Während Anton untertauchen muss, übernehmen seine Frau Anna und sein Bruder Paul, der seine Künstlerträume begraben muss, seine Aufgaben auf dem kargen Hof. Beide geraten in den Strudel des Konflikts zwischen „Deutschen“ und „Italienern“ und kämpfen ums nackte Überleben.

„Zweitland“ ist aber auch die Geschichte einer starken Frau, die an ihren Aufgaben wächst und in einer schwierigen Zeit versucht, zwischen den damals quasi verfeindeten Sprachgruppen zu vermitteln.

Gerade weil „Zweitland“ nicht das gewohnte Epos der leidenden, aber aufrechten Helden erzählt, aber sich auch nicht in Schuldzuweisungen ergeht, rüttelt der Film auf. Den heute durchaus wohlhabenden Südtirolern steht es tatsächlich nicht zu, über arme junge Männer zu urteilen, die keine Perspektive hatten und auf dem Arbeitsmarkt diskriminiert wurden. Als Vorbilder taugen sie jedoch nicht.

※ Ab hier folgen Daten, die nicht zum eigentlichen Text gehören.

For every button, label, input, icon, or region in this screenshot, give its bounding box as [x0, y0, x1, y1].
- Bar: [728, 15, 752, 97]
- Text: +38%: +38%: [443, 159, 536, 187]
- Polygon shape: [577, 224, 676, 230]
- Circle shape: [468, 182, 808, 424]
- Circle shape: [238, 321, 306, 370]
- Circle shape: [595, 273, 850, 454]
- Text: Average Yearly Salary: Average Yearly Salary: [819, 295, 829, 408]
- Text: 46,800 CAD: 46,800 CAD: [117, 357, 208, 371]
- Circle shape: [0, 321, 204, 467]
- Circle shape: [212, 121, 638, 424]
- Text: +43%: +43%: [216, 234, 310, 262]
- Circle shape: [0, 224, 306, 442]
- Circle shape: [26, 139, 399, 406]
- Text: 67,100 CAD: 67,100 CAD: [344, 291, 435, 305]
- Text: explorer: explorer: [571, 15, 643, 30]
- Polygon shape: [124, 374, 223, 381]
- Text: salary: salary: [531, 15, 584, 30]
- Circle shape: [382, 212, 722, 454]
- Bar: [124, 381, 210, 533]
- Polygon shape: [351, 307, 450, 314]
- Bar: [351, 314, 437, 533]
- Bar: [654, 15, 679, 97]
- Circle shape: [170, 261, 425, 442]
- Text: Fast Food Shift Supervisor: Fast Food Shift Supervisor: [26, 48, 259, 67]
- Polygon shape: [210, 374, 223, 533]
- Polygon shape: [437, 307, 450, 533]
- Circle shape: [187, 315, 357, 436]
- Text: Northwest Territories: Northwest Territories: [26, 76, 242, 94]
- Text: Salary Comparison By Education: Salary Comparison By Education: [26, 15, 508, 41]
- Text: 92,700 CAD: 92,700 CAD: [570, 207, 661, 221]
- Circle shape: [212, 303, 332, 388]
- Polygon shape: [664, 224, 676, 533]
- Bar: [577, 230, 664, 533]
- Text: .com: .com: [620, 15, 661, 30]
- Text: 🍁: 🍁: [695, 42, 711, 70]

Doch an Anna, die ihre kleinen Spielräume geschickt zu nutzen versteht, um nicht „nur“ sich selbst zu retten, sondern auch, um zwischen Menschen unterschiedlicher Zunge Bindungen zu schaffen, können sich viele heutige Südtiroler ein Beispiel nehmen.
„Zweitland“ erzählt die Bombenjahre aus einer anderen Perspektive: Der Film ist ein Anti-Heldenepos, das ohne Schuldzuweisungen auskommt.